By Mark C. Niles
Among the things I most love about Seattle University School of Law are its diverse faculty and student body and its commitment to equal justice. One of the pillars of that commitment is our life-changing Academic Resource Center and Access Admission Program.
This fall we will celebrate the 25th anniversary of the Academic Resource Center, which exemplifies the law school's mission to educate leaders for justice and our goal of increasing access to and diversity in the legal profession. To provide access for people from populations underrepresented in the legal profession, the program considers an applicant's life experience and promise in addition to traditional admission criteria.

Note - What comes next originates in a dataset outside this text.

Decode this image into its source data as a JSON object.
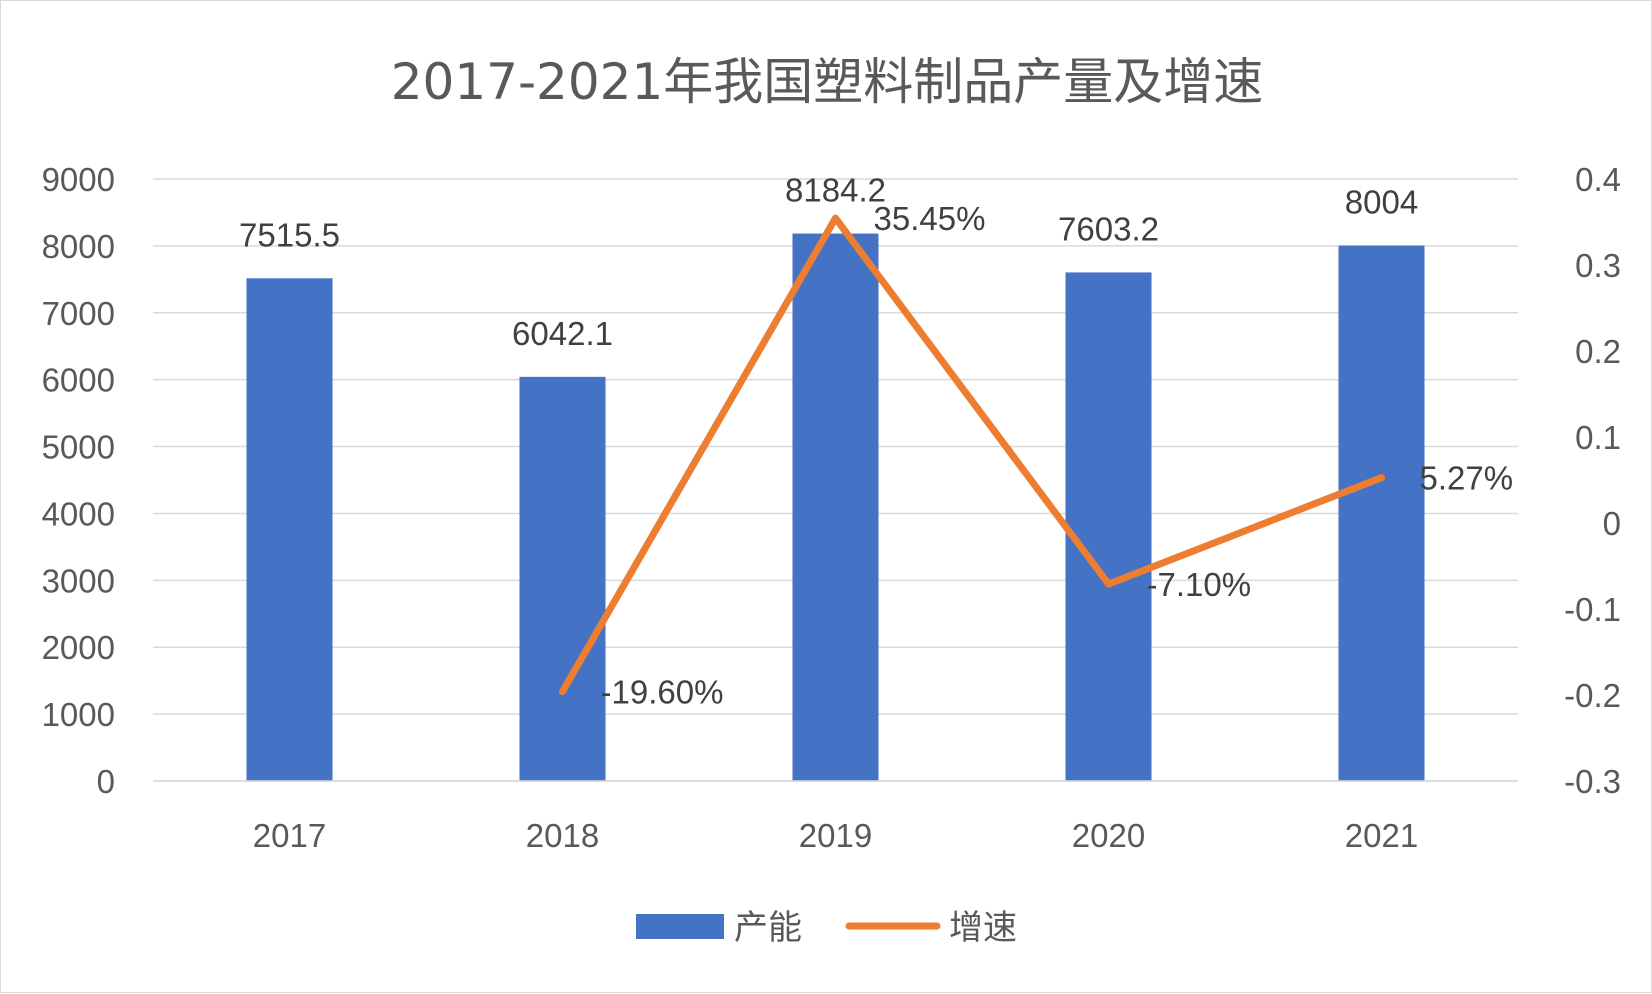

ARC provides the support necessary for their success. This program, one of the few remaining true access programs in the country, is literally changing the face of the legal profession.
ARCies, as graduates of this beloved program call themselves, will no doubt turn out in force for the celebration to reconnect with other alumni and the indefatigable and inspirational ARC founders, professors David Boerner and Paula Lustbader.

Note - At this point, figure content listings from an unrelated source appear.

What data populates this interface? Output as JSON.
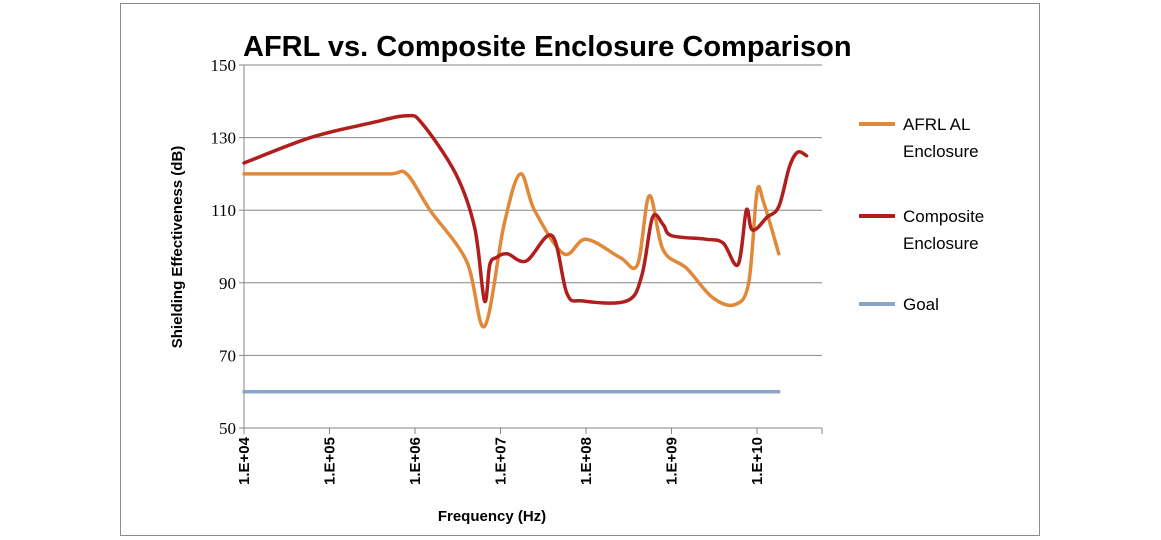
{
  "chart_data": {
    "type": "line",
    "title": "AFRL vs. Composite Enclosure Comparison",
    "xlabel": "Frequency (Hz)",
    "ylabel": "Shielding Effectiveness (dB)",
    "x_scale": "log",
    "xlim": [
      10000,
      60000000000
    ],
    "ylim": [
      50,
      150
    ],
    "y_ticks": [
      50,
      70,
      90,
      110,
      130,
      150
    ],
    "x_ticks": [
      10000,
      100000,
      1000000,
      10000000,
      100000000,
      1000000000,
      10000000000
    ],
    "x_tick_labels": [
      "1.E+04",
      "1.E+05",
      "1.E+06",
      "1.E+07",
      "1.E+08",
      "1.E+09",
      "1.E+10"
    ],
    "grid": "horizontal",
    "legend": "right",
    "series": [
      {
        "name": "AFRL AL Enclosure",
        "name_lines": [
          "AFRL AL",
          "Enclosure"
        ],
        "color": "#e0893a",
        "x": [
          10000,
          100000,
          500000,
          800000,
          1500000,
          4000000,
          6500000,
          11000000,
          17000000,
          25000000,
          55000000,
          100000000,
          250000000,
          400000000,
          550000000,
          800000000,
          1500000000,
          3000000000,
          5500000000,
          8000000000,
          10000000000,
          12000000000,
          18000000000
        ],
        "y": [
          120,
          120,
          120,
          120,
          110,
          96,
          78,
          106,
          120,
          110,
          98,
          102,
          97,
          95,
          114,
          99,
          94,
          86,
          84,
          90,
          115,
          112,
          98
        ]
      },
      {
        "name": "Composite Enclosure",
        "name_lines": [
          "Composite",
          "Enclosure"
        ],
        "color": "#b01e1e",
        "x": [
          10000,
          60000,
          300000,
          800000,
          1200000,
          3000000,
          5000000,
          6500000,
          7500000,
          9000000,
          12000000,
          20000000,
          40000000,
          60000000,
          90000000,
          300000000,
          450000000,
          600000000,
          800000000,
          1000000000,
          2500000000,
          4000000000,
          6000000000,
          7500000000,
          8500000000,
          10000000000,
          13000000000,
          18000000000,
          24000000000,
          30000000000,
          38000000000
        ],
        "y": [
          123,
          130,
          134,
          136,
          134,
          120,
          105,
          85,
          95,
          97,
          98,
          96,
          103,
          87,
          85,
          85,
          92,
          108,
          106,
          103,
          102,
          101,
          95,
          110,
          105,
          105,
          108,
          111,
          122,
          126,
          125
        ]
      },
      {
        "name": "Goal",
        "name_lines": [
          "Goal"
        ],
        "color": "#8aa6c9",
        "x": [
          10000,
          18000000000
        ],
        "y": [
          60,
          60
        ]
      }
    ]
  }
}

But the anniversary is not a celebration just for the ARCies. It is a cause for all of us to recognize the law school's uninterrupted commitment to access and diversity in the legal profession through the ARC Access Admissions Program and its early-entry predecessor, and to honor the more than 700 alumni who have enhanced the profession with their service.
To mark this occasion, the law school is inviting the greater legal community to a reception featuring prominent members of the legal community at 5:30 p.m. Friday, Sept. 9. It will be my great honor to welcome members of the King County Bar Association to the law school for our celebration. We know many of you have benefited from the experience of these exceptional graduates in your firms, agencies and organizations.
Given access to legal education, ARC alums enrich the law school and the profession. Although they comprise only 10% of the student population, ARC students are disproportionately overrepresented as faculty scholars, Student Bar Association presidents and graduation speakers. They go on to be leaders in the legal profession, bar associations and their communities. They continue to serve the law school long after they graduate.